Skip to content

Latest commit

 

History

History
441 lines (342 loc) · 18.7 KB

runbook-trec2018-h2oloo.md

File metadata and controls

441 lines (342 loc) · 18.7 KB

TREC 2018 Runbook: "h2oloo" Group

This is the runbook for TREC 2018 submissions by the "h2oloo" group. Note that Anserini (the system) was used by another group ("Anserini") for a completely different set of runs. The h2oloo group participated in the Common Core Track.

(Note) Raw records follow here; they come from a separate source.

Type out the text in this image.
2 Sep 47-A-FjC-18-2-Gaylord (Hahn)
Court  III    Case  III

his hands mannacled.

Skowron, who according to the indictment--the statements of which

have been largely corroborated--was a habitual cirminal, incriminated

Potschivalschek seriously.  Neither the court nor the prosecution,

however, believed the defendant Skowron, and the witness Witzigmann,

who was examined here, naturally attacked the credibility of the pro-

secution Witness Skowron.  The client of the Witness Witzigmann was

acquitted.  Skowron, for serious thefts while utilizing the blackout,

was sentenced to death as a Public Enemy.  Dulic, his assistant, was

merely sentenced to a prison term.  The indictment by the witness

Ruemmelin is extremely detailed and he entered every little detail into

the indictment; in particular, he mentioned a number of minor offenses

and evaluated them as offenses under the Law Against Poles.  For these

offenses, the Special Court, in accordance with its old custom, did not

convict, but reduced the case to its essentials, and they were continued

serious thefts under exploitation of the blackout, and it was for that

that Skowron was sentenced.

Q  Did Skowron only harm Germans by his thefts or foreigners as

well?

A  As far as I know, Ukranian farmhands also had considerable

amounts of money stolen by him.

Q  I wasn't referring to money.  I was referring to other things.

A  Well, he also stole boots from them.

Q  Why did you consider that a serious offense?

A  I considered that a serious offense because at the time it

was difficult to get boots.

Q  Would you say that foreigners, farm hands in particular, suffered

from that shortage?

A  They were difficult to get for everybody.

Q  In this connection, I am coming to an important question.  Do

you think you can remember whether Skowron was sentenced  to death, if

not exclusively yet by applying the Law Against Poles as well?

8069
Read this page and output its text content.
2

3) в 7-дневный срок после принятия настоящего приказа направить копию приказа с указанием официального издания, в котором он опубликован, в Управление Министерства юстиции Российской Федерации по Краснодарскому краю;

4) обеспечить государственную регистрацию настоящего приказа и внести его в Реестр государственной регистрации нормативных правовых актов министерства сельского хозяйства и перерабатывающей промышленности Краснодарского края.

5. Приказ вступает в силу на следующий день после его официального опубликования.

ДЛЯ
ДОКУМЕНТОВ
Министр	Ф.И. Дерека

Note that this document is specifically a runbook and does not encode regression experiments. Runbooks are designed to help us (i.e., TREC participants) document the steps taken to generate a run. They are primarily designed to make experiments repeatable (i.e., by ourselves), although they might be helpful for others who wish to reproduce our runs.

However, we concede that repeatability of the runs (even by us) is challenging, since the codebase is always evolving, and by the time we add proper documentation, it might be several months later... but we try our best...

Topics and qrels are stored in tools/topics-and-qrels/.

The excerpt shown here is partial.